30 Nisan 2014 Çarşamba

İKİ KADIN ; BİRİ AZİZ, DİĞERİ GÜNAHKÂR







AKHİSAR (Thyateira) da İKİ KADIN ; BİRİ AZİZ, DİĞERİ GÜNAHKÂR ;
LİDYA ile JEZEBEL/İZEBEL


Aziz Paulus, Thyateiralı, mor kumaş ticaretiyle uğraşan Lidya adında imanlı ve misafirperver bir kadından söz etmektedir.  Lydia zeki ve çok çalışan bir tüccardır. Herkes onu tanır , ticaretteki dürüstlüğü ile saygınlık kazanmıştır. Tiyatira'nın mor kumaşları diğer şehirlerde ün salmıştır. Tanrıya inanır , imanlıdır ama Yahudi olup olmadığı bilinmez. İncil açıklamalarında Lydia'nın Asyalı olduğu ve Yunanlı olmadığı da belirtilir! 

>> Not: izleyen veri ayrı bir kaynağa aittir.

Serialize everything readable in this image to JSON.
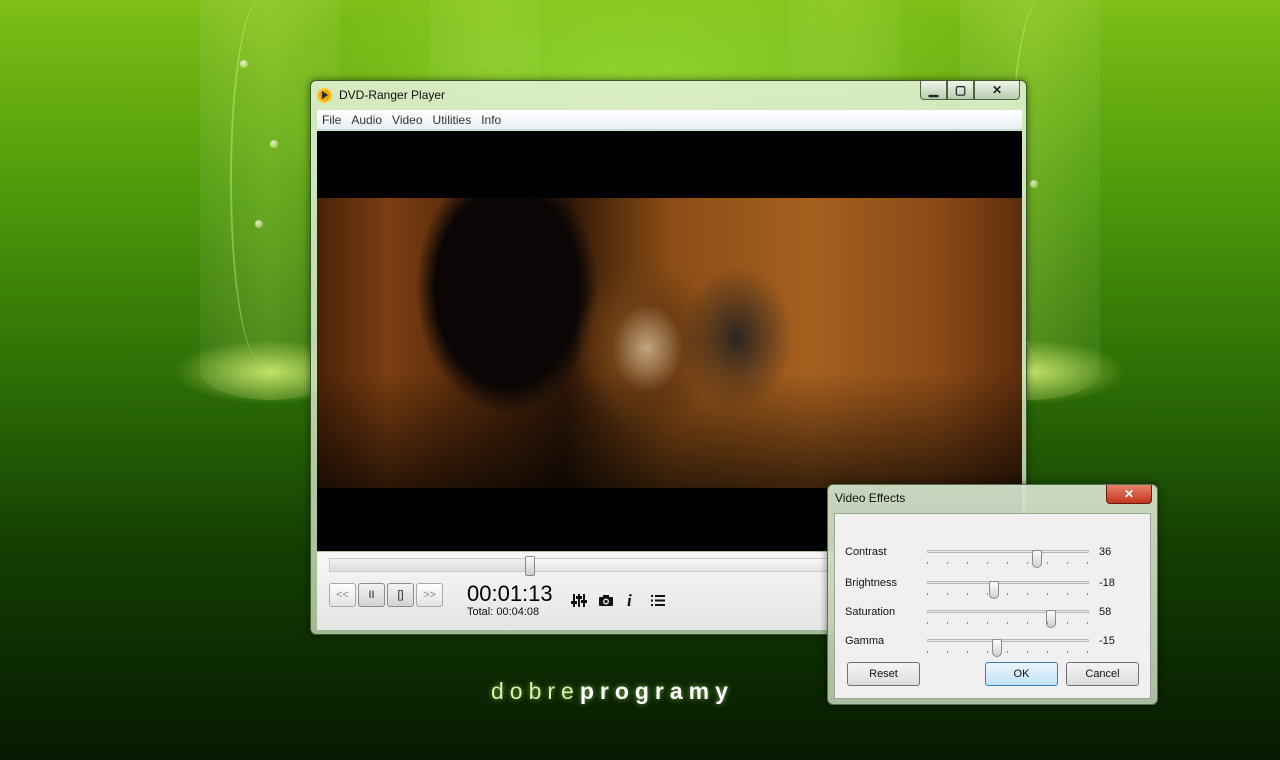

Thyateira’da yaşayan diğer kadın ise Jezebel'dir. Kendini peygamber ilan etmiş ve halkı fuhuşa teşvik ettiği, tanrılara adanan hayvanların etlerini yemeğe yönelttiği anlatılmaktadır. 

Ama acaba Ahab'ın karısı Jezebel gibi Tiyatiralı Jezebel de iftiraya mı kurban gitmiştir? Çünkü Kraliçe Jezebel'in yaşantısı Peygamber İlyas'a ters düşmektedir ve ondan nefret etmektedir. Aslında bir peygamberin kin beslemesi ve ölüm emri vermesi düşüncesi bile bugün için terstir.  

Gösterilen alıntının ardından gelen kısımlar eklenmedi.